6 Dès le mois de janvier 1996, le directorat des opérations de la CIA avait ainsi ouvert une section consacrée à la surveillance du réseau d’Usama ibn Ladîn. Mickael Scheuer était alors à sa tête.

7 Après 2001, Al-Ka’ida tentera à plusieurs reprises de commettre un attentat sur le sol américain. Une seule de ces attaques parviendra à son terme, le 13 avril 2013, lorsque deux Russo-Américains, les frères Tamerlan et Dzokhar Tsarnayev, feront exploser deux engins piégés lors du marathon de Boston, tuant 3 personnes et faisant plus de 260 blessés. Un policier sera par ailleurs tué lors de la traque des deux suspects. A l’issu de l’enquête, le FBI sera accusé de n’avoir pas suivi les recommandations de la CIA qui, quelques mois plus tôt, lui avait demandé de placer l’aîné des deux frères sous une surveillance étroite.

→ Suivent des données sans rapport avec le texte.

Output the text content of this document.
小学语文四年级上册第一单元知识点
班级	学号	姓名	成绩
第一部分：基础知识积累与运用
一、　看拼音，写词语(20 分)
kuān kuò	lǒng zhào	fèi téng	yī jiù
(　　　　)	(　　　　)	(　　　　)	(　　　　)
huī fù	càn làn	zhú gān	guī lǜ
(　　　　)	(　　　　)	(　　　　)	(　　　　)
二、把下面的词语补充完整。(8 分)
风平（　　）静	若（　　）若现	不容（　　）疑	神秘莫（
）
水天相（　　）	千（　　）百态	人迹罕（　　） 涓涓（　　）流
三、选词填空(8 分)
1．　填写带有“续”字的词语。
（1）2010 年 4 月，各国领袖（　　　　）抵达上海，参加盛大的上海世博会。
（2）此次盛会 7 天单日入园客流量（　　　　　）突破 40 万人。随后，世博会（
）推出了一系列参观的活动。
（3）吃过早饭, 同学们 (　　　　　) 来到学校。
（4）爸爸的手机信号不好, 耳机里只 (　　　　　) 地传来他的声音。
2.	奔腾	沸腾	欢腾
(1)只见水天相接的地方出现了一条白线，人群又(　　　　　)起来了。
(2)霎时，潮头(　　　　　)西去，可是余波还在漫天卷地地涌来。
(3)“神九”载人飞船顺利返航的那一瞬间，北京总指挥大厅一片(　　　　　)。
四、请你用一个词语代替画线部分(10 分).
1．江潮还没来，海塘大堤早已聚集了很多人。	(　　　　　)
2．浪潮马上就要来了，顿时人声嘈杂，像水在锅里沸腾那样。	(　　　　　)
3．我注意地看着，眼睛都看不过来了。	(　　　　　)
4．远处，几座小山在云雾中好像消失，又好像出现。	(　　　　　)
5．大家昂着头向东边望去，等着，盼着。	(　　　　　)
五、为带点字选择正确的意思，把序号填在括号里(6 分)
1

8 Au 1er mai 2016, sur les vingt personnes qui sont réputés avoir fondé Al-Ka’ida en 1996, seuls les égyptiens Ayman al-Zawahiri et peut-être Sayf al-Adîl semblent être parvenus à réchapper à la traque menée par la CIA.

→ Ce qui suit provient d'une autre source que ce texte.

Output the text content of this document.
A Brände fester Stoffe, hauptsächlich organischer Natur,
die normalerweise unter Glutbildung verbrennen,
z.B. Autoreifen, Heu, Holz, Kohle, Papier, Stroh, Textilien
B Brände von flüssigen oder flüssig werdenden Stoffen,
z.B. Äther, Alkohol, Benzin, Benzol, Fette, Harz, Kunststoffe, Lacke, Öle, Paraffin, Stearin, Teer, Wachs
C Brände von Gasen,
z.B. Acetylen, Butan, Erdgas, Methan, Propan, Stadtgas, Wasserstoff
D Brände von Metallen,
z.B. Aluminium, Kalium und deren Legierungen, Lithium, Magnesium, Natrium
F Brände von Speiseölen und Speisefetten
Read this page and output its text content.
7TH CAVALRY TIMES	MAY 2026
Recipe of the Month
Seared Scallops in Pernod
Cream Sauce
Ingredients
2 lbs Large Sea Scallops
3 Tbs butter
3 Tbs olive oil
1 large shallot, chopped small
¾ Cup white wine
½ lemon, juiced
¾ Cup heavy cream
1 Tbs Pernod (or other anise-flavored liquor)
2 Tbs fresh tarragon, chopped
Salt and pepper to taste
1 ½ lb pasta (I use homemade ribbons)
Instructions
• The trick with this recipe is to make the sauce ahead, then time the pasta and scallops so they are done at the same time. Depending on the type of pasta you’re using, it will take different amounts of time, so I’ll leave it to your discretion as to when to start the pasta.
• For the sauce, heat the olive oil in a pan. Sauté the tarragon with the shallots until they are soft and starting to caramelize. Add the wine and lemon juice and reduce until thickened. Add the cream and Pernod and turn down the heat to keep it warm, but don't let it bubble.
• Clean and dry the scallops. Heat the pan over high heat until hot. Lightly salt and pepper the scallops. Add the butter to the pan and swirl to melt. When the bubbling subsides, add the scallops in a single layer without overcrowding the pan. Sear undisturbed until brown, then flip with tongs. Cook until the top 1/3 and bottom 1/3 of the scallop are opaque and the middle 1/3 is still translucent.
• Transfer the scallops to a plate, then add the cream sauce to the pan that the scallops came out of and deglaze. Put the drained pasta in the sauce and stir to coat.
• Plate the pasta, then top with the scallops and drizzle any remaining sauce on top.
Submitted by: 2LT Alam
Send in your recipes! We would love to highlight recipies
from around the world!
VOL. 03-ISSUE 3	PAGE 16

9 Son ambition de devenir directeur du NCS pourrait avoir été contrecarrée par son caractère irascible, mais aussi peut-être par son implication dans certaines des actions les plus controversées de l’histoire contemporaine de la CIA.

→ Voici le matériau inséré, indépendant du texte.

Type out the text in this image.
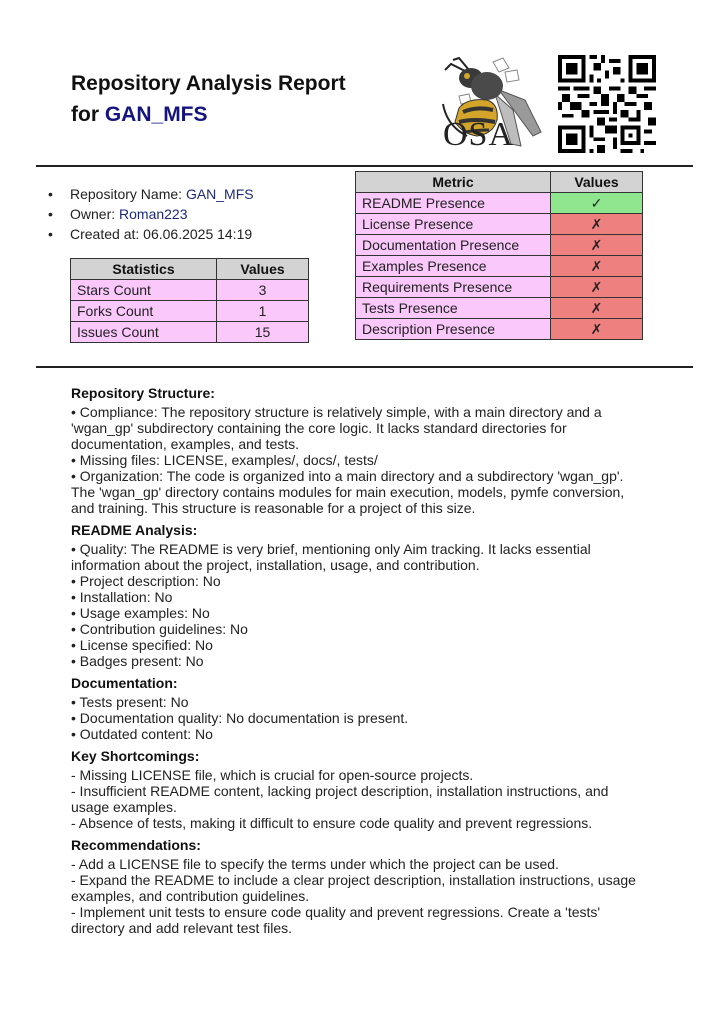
Repository Analysis Report
for GAN_MFS
OSA
• Repository Name: GAN_MFS
• Owner: Roman223
• Created at: 06.06.2025 14:19
Statistics	Values
Stars Count	3
Forks Count	1
Issues Count	15
Metric	Values
README Presence	✓
License Presence	✗
Documentation Presence	✗
Examples Presence	✗
Requirements Presence	✗
Tests Presence	✗
Description Presence	✗
Repository Structure:

• Compliance: The repository structure is relatively simple, with a main directory and a 'wgan_gp' subdirectory containing the core logic. It lacks standard directories for documentation, examples, and tests.

• Missing files: LICENSE, examples/, docs/, tests/

• Organization: The code is organized into a main directory and a subdirectory 'wgan_gp'. The 'wgan_gp' directory contains modules for main execution, models, pymfe conversion, and training. This structure is reasonable for a project of this size.

README Analysis:

• Quality: The README is very brief, mentioning only Aim tracking. It lacks essential information about the project, installation, usage, and contribution.

• Project description: No

• Installation: No

• Usage examples: No

• Contribution guidelines: No

• License specified: No

• Badges present: No

Documentation:

• Tests present: No

• Documentation quality: No documentation is present.

• Outdated content: No

Key Shortcomings:

- Missing LICENSE file, which is crucial for open-source projects.

- Insufficient README content, lacking project description, installation instructions, and usage examples.

- Absence of tests, making it difficult to ensure code quality and prevent regressions.

Recommendations:

- Add a LICENSE file to specify the terms under which the project can be used.

- Expand the README to include a clear project description, installation instructions, usage examples, and contribution guidelines.

- Implement unit tests to ensure code quality and prevent regressions. Create a 'tests' directory and add relevant test files.
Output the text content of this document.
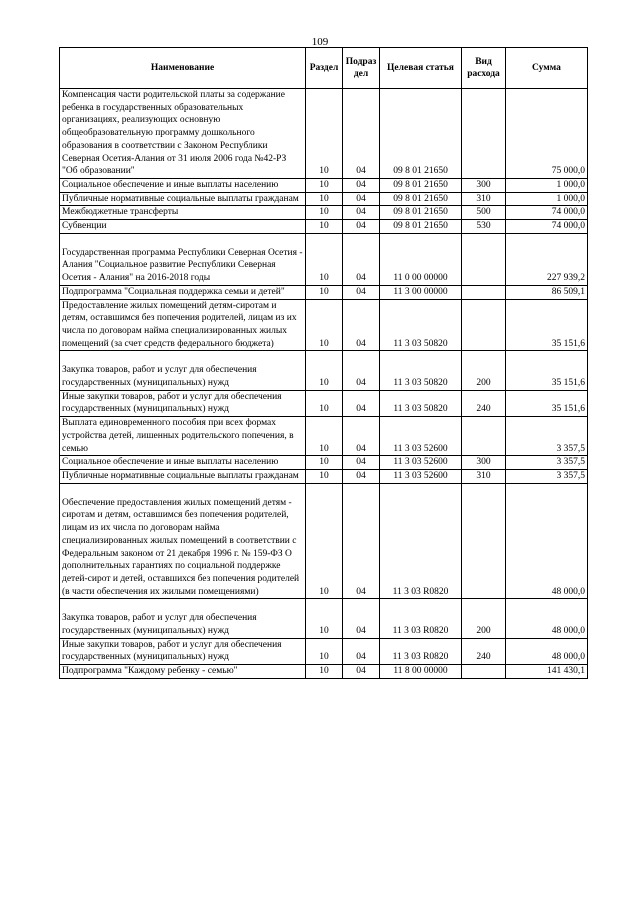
109
Наименование	Раздел	Подраз дел	Целевая статья	Вид расхода	Сумма
Компенсация части родительской платы за содержание ребенка в государственных образовательных организациях, реализующих основную общеобразовательную программу дошкольного образования в соответствии с Законом Республики Северная Осетия-Алания от 31 июля 2006 года №42-РЗ "Об образовании"	10	04	09 8 01 21650		75 000,0
Социальное обеспечение и иные выплаты населению	10	04	09 8 01 21650	300	1 000,0
Публичные нормативные социальные выплаты гражданам	10	04	09 8 01 21650	310	1 000,0
Межбюджетные трансферты	10	04	09 8 01 21650	500	74 000,0
Субвенции	10	04	09 8 01 21650	530	74 000,0
Государственная программа Республики Северная Осетия - Алания "Социальное развитие Республики Северная Осетия - Алания" на 2016-2018 годы	10	04	11 0 00 00000		227 939,2
Подпрограмма "Социальная поддержка семьи и детей"	10	04	11 3 00 00000		86 509,1
Предоставление жилых помещений детям-сиротам и детям, оставшимся без попечения родителей, лицам из их числа по договорам найма специализированных жилых помещений (за счет средств федерального бюджета)	10	04	11 3 03 50820		35 151,6
Закупка товаров, работ и услуг для обеспечения государственных (муниципальных) нужд	10	04	11 3 03 50820	200	35 151,6
Иные закупки товаров, работ и услуг для обеспечения государственных (муниципальных) нужд	10	04	11 3 03 50820	240	35 151,6
Выплата единовременного пособия при всех формах устройства детей, лишенных родительского попечения, в семью	10	04	11 3 03 52600		3 357,5
Социальное обеспечение и иные выплаты населению	10	04	11 3 03 52600	300	3 357,5
Публичные нормативные социальные выплаты гражданам	10	04	11 3 03 52600	310	3 357,5
Обеспечение предоставления жилых помещений детям - сиротам и детям, оставшимся без попечения родителей, лицам из их числа по договорам найма специализированных жилых помещений в соответствии с Федеральным законом от 21 декабря 1996 г. № 159-ФЗ О дополнительных гарантиях по социальной поддержке детей-сирот и детей, оставшихся без попечения родителей (в части обеспечения их жилыми помещениями)	10	04	11 3 03 R0820		48 000,0
Закупка товаров, работ и услуг для обеспечения государственных (муниципальных) нужд	10	04	11 3 03 R0820	200	48 000,0
Иные закупки товаров, работ и услуг для обеспечения государственных (муниципальных) нужд	10	04	11 3 03 R0820	240	48 000,0
Подпрограмма "Каждому ребенку - семью"	10	04	11 8 00 00000		141 430,1
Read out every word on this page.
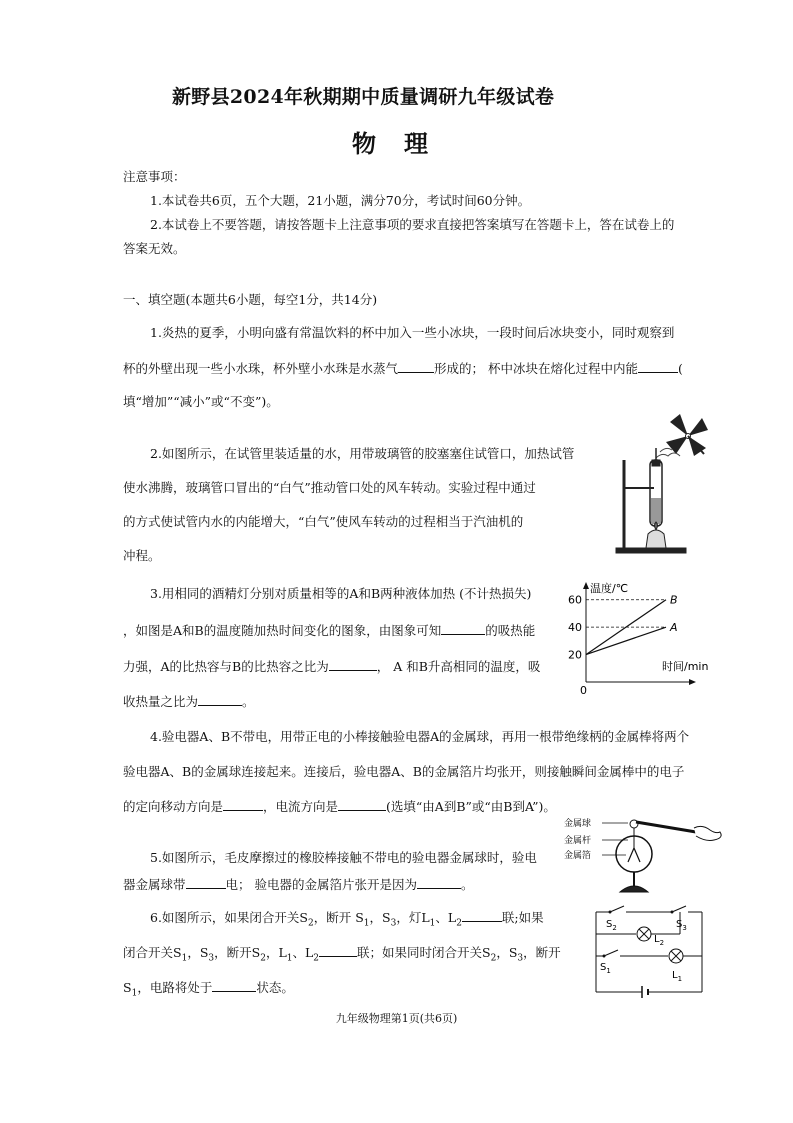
新野县2024年秋期期中质量调研九年级试卷
物理
注意事项：
1.本试卷共6页，五个大题，21小题，满分70分，考试时间60分钟。
2.本试卷上不要答题，请按答题卡上注意事项的要求直接把答案填写在答题卡上，答在试卷上的
答案无效。
一、填空题(本题共6小题，每空1分，共14分)
1.炎热的夏季，小明向盛有常温饮料的杯中加入一些小冰块，一段时间后冰块变小，同时观察到
杯的外壁出现一些小水珠，杯外壁小水珠是水蒸气	形成的； 杯中冰块在熔化过程中内能	(
填“增加”“减小”或“不变”)。
2.如图所示，在试管里装适量的水，用带玻璃管的胶塞塞住试管口，加热试管
使水沸腾，玻璃管口冒出的“白气”推动管口处的风车转动。实验过程中通过
的方式使试管内水的内能增大，“白气”使风车转动的过程相当于汽油机的
冲程。
3.用相同的酒精灯分别对质量相等的A和B两种液体加热 (不计热损失)
，如图是A和B的温度随加热时间变化的图象，由图象可知	的吸热能
力强，A的比热容与B的比热容之比为	， A 和B升高相同的温度，吸
收热量之比为	。
温度/℃
时间/min
0
20
40
60	B
A
4.验电器A、B不带电，用带正电的小棒接触验电器A的金属球，再用一根带绝缘柄的金属棒将两个
验电器A、B的金属球连接起来。连接后，验电器A、B的金属箔片均张开，则接触瞬间金属棒中的电子
的定向移动方向是	，电流方向是	(选填“由A到B”或“由B到A”)。
5.如图所示，毛皮摩擦过的橡胶棒接触不带电的验电器金属球时，验电
器金属球带	电； 验电器的金属箔片张开是因为	。
金属球
金属杆
金属箔
6.如图所示，如果闭合开关$S_2$，断开 $S_1$，$S_3$，灯$L_1$、$L_2$	联;如果
闭合开关$S_1$，$S_3$，断开$S_2$，$L_1$、$L_2$	联；如果同时闭合开关$S_2$，$S_3$，断开
$S_1$，电路将处于	状态。
$S_2$	$S_3$
$L_2$
$S_1$	$L_1$
九年级物理第1页(共6页)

10 Et de fait, sous l’égide de Chris Wood, les éliminations vont continuer à un rythme soutenu, touchant à chaque fois de très hauts responsables du djihadisme international : Abu Humam as-Shami (chef militaire d’Al-Ka’ida en Syrie, tué le 5 mars 2015), Nasir al-Ansi (idéologue d’Al-Ka’ida au Yémen, tué le 7 mai 2015), Nasir al-Wuhayshi (chef d’Al-Ka’ida au Yémen, tué le 12 juin 2015), Muhsin al-Fadili (chef des opérations extérieures d’Al-Ka’ida en Syrie, tué le 8 juillet 2015), Abu Muslim at-Turkmani (N°2 de l’Etat islamique en Irak, tué le 18 août 2015), Abu Nabil al-Anbari (chef de l’Etat islamique en Libye, tué le 13 novembre 2015), Abu Ali al-Anbari (n°2 de l’Etat islamique en Irak, tué le 25 mars 2016), Abu Firas as-Siri (n°2 d’Al-Ka’ida en Syrie, tué le 3 avril 2016), Ahmad Salama Mabruk (idéologue d’Al-Ka’ida en Syrie, tué le 3 octobre 2016), etc.